Back in the day, Street Fighter II “inspired” a whole host of similar games featuring combatants from many lands competing in globe-crossing martial arts tournaments. One of these has been rattling around in my memory for years, only vaguely recalled from the days little me used to play it at a pizza place where I grew up. This game was one of the paler Street Fighter II imitations, to be sure. The only clear memory I had of it was the presence of a scantily clad female fighter from Egypt stuck with the odd name Chaos. I finally Googled her and found that the title of the game was Martial Champion, which, it should be noted, is a pretty lame title for anything. Chaos, however, was there — indeed looking petty darn Egyptian, if because she was wearing a sexy Halloween version of a pharaoh costume instead of anything an actual Egyptian person would wear.
image credit: system 16
And here she is taking on the other female fighter, Rachael, your all-American girl-next-door who also happens to be ninja.
image credit: system 16
In the above image, they’re fighting on Chaos’s stage, which like Chaos herself looks stereotypically Egyptian. Why then, I wondered as a kid and wondered again now, is her name Chaos? Reading the Wikipedia page for Marital Champion, however, I found out. And the reasoning is similar to what prompted Capcom to switch around its Street Fighter II character names. What I didn’t remember about the game’s line-up of playable characters is that it also included a Chinese fighter — that special kind of hopping Chinese vampire, it turns out, even though I wouldn’t have known what one was at the time — who was saddled with the equally improbable name of Titi. In the Japanese version of the game, Chaos and Titi’s names were reversed, with Titi being a very sensible name for an Egyptian princess whose full name might be Nefertiti. and Chaos befitting the evil dude. But why the stateside switch? I presume the names ended up how they did in the international versions of Martial Champion simply because they didn’t want a lady fighter to have a name that would read similar to titty. Thus, the Egyptian princess got stuck with the name Chaos, for no apparent reason, and the freaky chaotic vampire got Titi. I suppose the vampire should have been happy that Titi wasn’t named Melonie, Busomania, or Princess Sweatercows.

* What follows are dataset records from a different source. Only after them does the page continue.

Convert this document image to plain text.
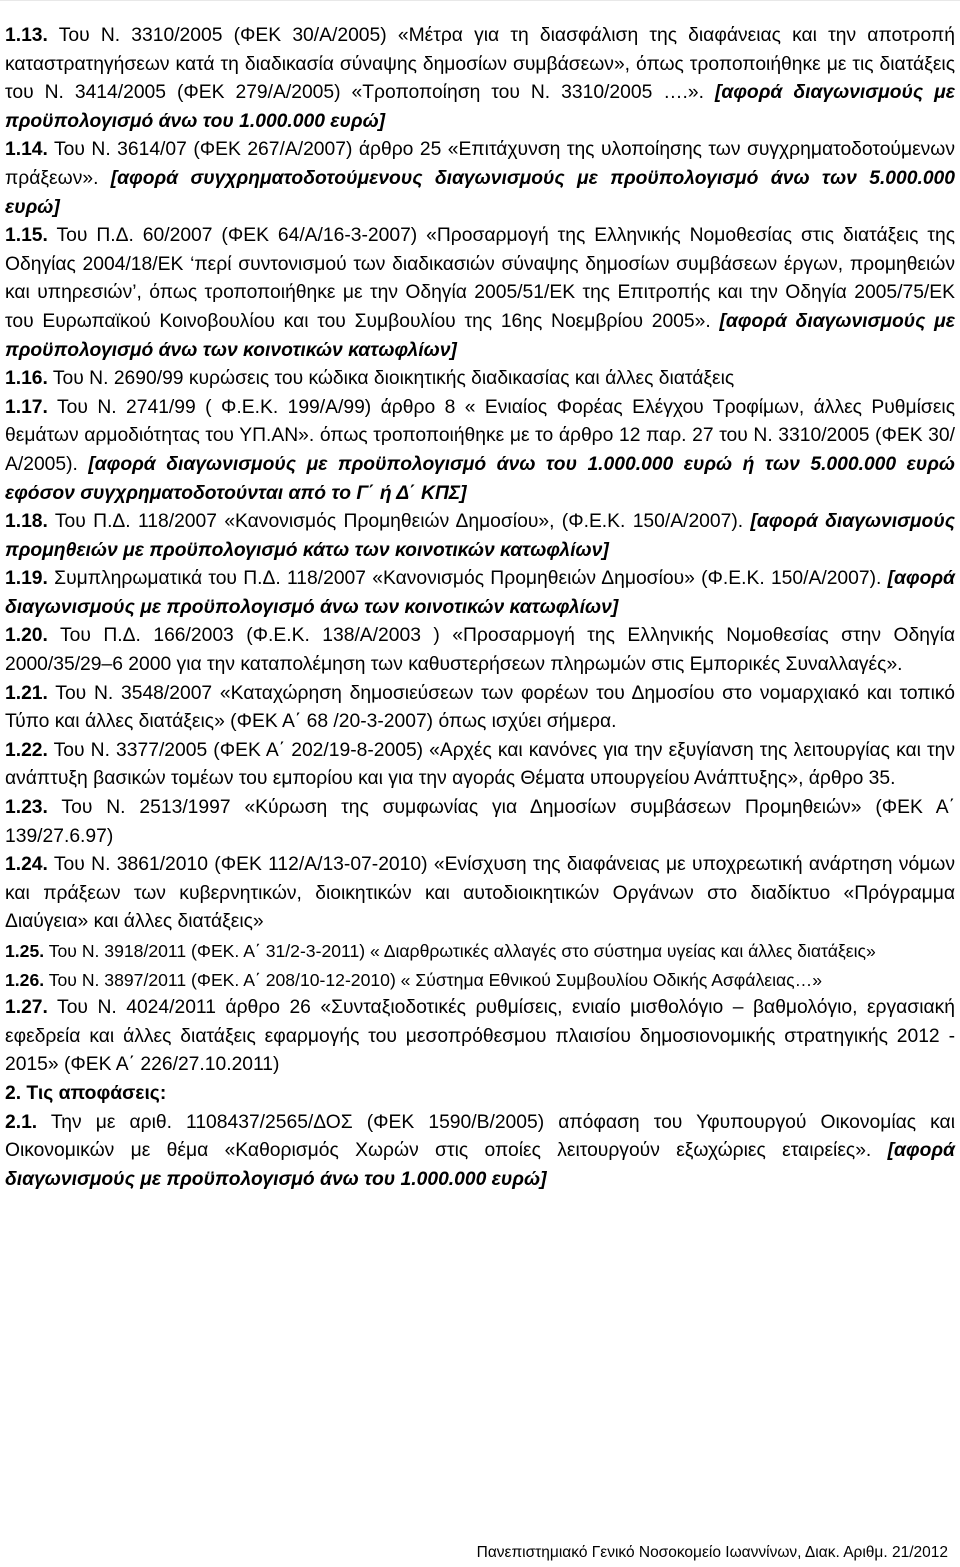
1.13. Του Ν. 3310/2005 (ΦΕΚ 30/Α/2005) «Μέτρα για τη διασφάλιση της διαφάνειας και την αποτροπή καταστρατηγήσεων κατά τη διαδικασία σύναψης δημοσίων συμβάσεων», όπως τροποποιήθηκε με τις διατάξεις του Ν. 3414/2005 (ΦΕΚ 279/Α/2005) «Τροποποίηση του Ν. 3310/2005 ….». [αφορά διαγωνισμούς με προϋπολογισμό άνω του 1.000.000 ευρώ]

1.14. Του Ν. 3614/07 (ΦΕΚ 267/Α/2007) άρθρο 25 «Επιτάχυνση της υλοποίησης των συγχρηματοδοτούμενων πράξεων». [αφορά συγχρηματοδοτούμενους διαγωνισμούς με προϋπολογισμό άνω των 5.000.000 ευρώ]

1.15. Του Π.Δ. 60/2007 (ΦΕΚ 64/Α/16-3-2007) «Προσαρμογή της Ελληνικής Νομοθεσίας στις διατάξεις της Οδηγίας 2004/18/ΕΚ ‘περί συντονισμού των διαδικασιών σύναψης δημοσίων συμβάσεων έργων, προμηθειών και υπηρεσιών’, όπως τροποποιήθηκε με την Οδηγία 2005/51/ΕΚ της Επιτροπής και την Οδηγία 2005/75/ΕΚ του Ευρωπαϊκού Κοινοβουλίου και του Συμβουλίου της 16ης Νοεμβρίου 2005». [αφορά διαγωνισμούς με προϋπολογισμό άνω των κοινοτικών κατωφλίων]

1.16. Του Ν. 2690/99 κυρώσεις του κώδικα διοικητικής διαδικασίας και άλλες διατάξεις

1.17. Του Ν. 2741/99 ( Φ.Ε.Κ. 199/Α/99) άρθρο 8 « Ενιαίος Φορέας Ελέγχου Τροφίμων, άλλες Ρυθμίσεις θεμάτων αρμοδιότητας του ΥΠ.ΑΝ». όπως τροποποιήθηκε με το άρθρο 12 παρ. 27 του Ν. 3310/2005 (ΦΕΚ 30/Α/2005). [αφορά διαγωνισμούς με προϋπολογισμό άνω του 1.000.000 ευρώ ή των 5.000.000 ευρώ εφόσον συγχρηματοδοτούνται από το Γ΄ ή Δ΄ ΚΠΣ]

1.18. Του Π.Δ. 118/2007 «Κανονισμός Προμηθειών Δημοσίου», (Φ.Ε.Κ. 150/Α/2007). [αφορά διαγωνισμούς προμηθειών με προϋπολογισμό κάτω των κοινοτικών κατωφλίων]

1.19. Συμπληρωματικά του Π.Δ. 118/2007 «Κανονισμός Προμηθειών Δημοσίου» (Φ.Ε.Κ. 150/Α/2007). [αφορά διαγωνισμούς με προϋπολογισμό άνω των κοινοτικών κατωφλίων]

1.20. Του Π.Δ. 166/2003 (Φ.Ε.Κ. 138/Α/2003 ) «Προσαρμογή της Ελληνικής Νομοθεσίας στην Οδηγία 2000/35/29–6 2000 για την καταπολέμηση των καθυστερήσεων πληρωμών στις Εμπορικές Συναλλαγές».

1.21. Του Ν. 3548/2007 «Καταχώρηση δημοσιεύσεων των φορέων του Δημοσίου στο νομαρχιακό και τοπικό Τύπο και άλλες διατάξεις» (ΦΕΚ Α΄ 68 /20-3-2007) όπως ισχύει σήμερα.

1.22. Του Ν. 3377/2005 (ΦΕΚ Α΄ 202/19-8-2005) «Αρχές και κανόνες για την εξυγίανση της λειτουργίας και την ανάπτυξη βασικών τομέων του εμπορίου και για την αγοράς Θέματα υπουργείου Ανάπτυξης», άρθρο 35.

1.23. Του Ν. 2513/1997 «Κύρωση της συμφωνίας για Δημοσίων συμβάσεων Προμηθειών» (ΦΕΚ Α΄ 139/27.6.97)

1.24. Του Ν. 3861/2010 (ΦΕΚ 112/Α/13-07-2010) «Ενίσχυση της διαφάνειας με υποχρεωτική ανάρτηση νόμων και πράξεων των κυβερνητικών, διοικητικών και αυτοδιοικητικών Οργάνων στο διαδίκτυο «Πρόγραμμα Διαύγεια» και άλλες διατάξεις»

1.25. Του Ν. 3918/2011 (ΦΕΚ. Α΄ 31/2-3-2011) « Διαρθρωτικές αλλαγές στο σύστημα υγείας και άλλες διατάξεις»

1.26. Του Ν. 3897/2011 (ΦΕΚ. Α΄ 208/10-12-2010) « Σύστημα Εθνικού Συμβουλίου Οδικής Ασφάλειας…»

1.27. Του Ν. 4024/2011 άρθρο 26 «Συνταξιοδοτικές ρυθμίσεις, ενιαίο μισθολόγιο – βαθμολόγιο, εργασιακή εφεδρεία και άλλες διατάξεις εφαρμογής του μεσοπρόθεσμου πλαισίου δημοσιονομικής στρατηγικής 2012 - 2015» (ΦΕΚ Α΄ 226/27.10.2011)

2. Τις αποφάσεις:

2.1. Την με αριθ. 1108437/2565/ΔΟΣ (ΦΕΚ 1590/Β/2005) απόφαση του Υφυπουργού Οικονομίας και Οικονομικών με θέμα «Καθορισμός Χωρών στις οποίες λειτουργούν εξωχώριες εταιρείες». [αφορά διαγωνισμούς με προϋπολογισμό άνω του 1.000.000 ευρώ]

Πανεπιστημιακό Γενικό Νοσοκομείο Ιωαννίνων, Διακ. Αριθμ. 21/2012
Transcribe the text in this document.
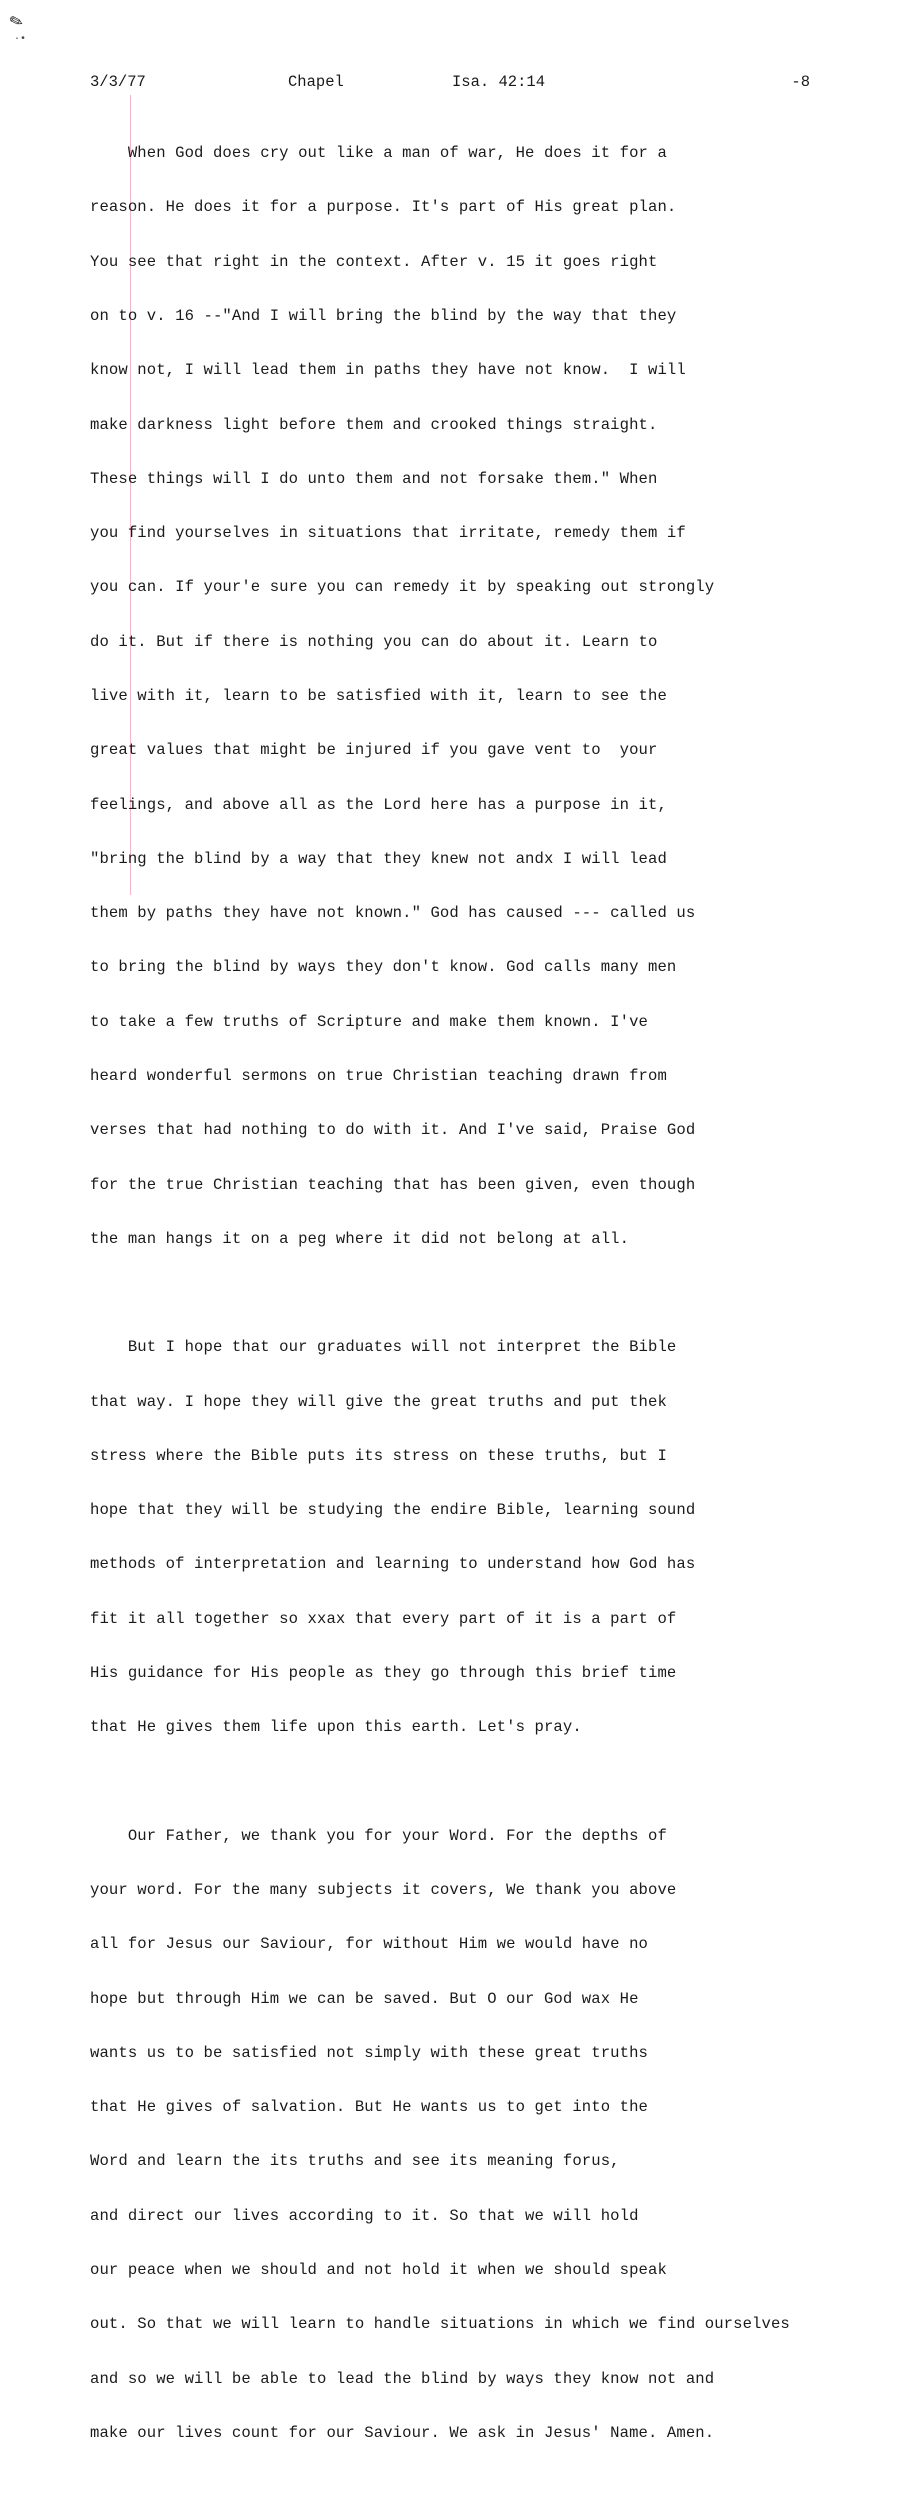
✎
·•
3/3/77	Chapel	Isa. 42:14	-8

When God does cry out like a man of war, He does it for a

reason. He does it for a purpose. It's part of His great plan.

You see that right in the context. After v. 15 it goes right

on to v. 16 --"And I will bring the blind by the way that they

know not, I will lead them in paths they have not know.  I will

make darkness light before them and crooked things straight.

These things will I do unto them and not forsake them." When

you find yourselves in situations that irritate, remedy them if

you can. If your'e sure you can remedy it by speaking out strongly

do it. But if there is nothing you can do about it. Learn to

live with it, learn to be satisfied with it, learn to see the

great values that might be injured if you gave vent to  your

feelings, and above all as the Lord here has a purpose in it,

"bring the blind by a way that they knew not andx I will lead

them by paths they have not known." God has caused --- called us

to bring the blind by ways they don't know. God calls many men

to take a few truths of Scripture and make them known. I've

heard wonderful sermons on true Christian teaching drawn from

verses that had nothing to do with it. And I've said, Praise God

for the true Christian teaching that has been given, even though

the man hangs it on a peg where it did not belong at all.

But I hope that our graduates will not interpret the Bible

that way. I hope they will give the great truths and put thek

stress where the Bible puts its stress on these truths, but I

hope that they will be studying the endire Bible, learning sound

methods of interpretation and learning to understand how God has

fit it all together so xxax that every part of it is a part of

His guidance for His people as they go through this brief time

that He gives them life upon this earth. Let's pray.

Our Father, we thank you for your Word. For the depths of

your word. For the many subjects it covers, We thank you above

all for Jesus our Saviour, for without Him we would have no

hope but through Him we can be saved. But O our God wax He

wants us to be satisfied not simply with these great truths

that He gives of salvation. But He wants us to get into the

Word and learn the its truths and see its meaning forus,

and direct our lives according to it. So that we will hold

our peace when we should and not hold it when we should speak

out. So that we will learn to handle situations in which we find ourselves

and so we will be able to lead the blind by ways they know not and

make our lives count for our Saviour. We ask in Jesus' Name. Amen.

So that theoretically explains that. But odd, isn’t it, that a scantily clad character can show her assets but not have a name that reflects those assets? I’d say that titty is an inappropriate enough word that the company that created this game, Konami, would have wanted to avoid the association, even if the name still does exist in the game, now attached to a male character. Still, it’s an odd notion that the mention of a slang term for breasts would somehow be worse than, say, the expanse of cleavage being revealed by Martial Champion’s other female character, Rachael. Practically no one remembers this game and the characters therein, so any strangeness perceived in Chaos, Titi and Rachael is pretty much a moot point. However, these are issues that persist in video games even today: the seemingly inexplicable name change thing, sure, but more importantly the odd issues of censorship, the whole “You thought this had to be removed but you let this slide?” thing.
One more bit about Martial Champion before I never mention it again: Aside from the Chaos/Titi confusion, the game’s English version seems to have been further doomed by a terrible U.S. marketing campaign. How unappealing — much less inappropriate to the look of the game — is the Martial Champion arcade flyer?
image credit: the Arcade Flyer Archive
Holy Christ, that’s awful — as seemingly trying to piggyback on the success of Mortal Kombat, with its digitized life action fighters. Way to make a rip-off even more derivative, Konami.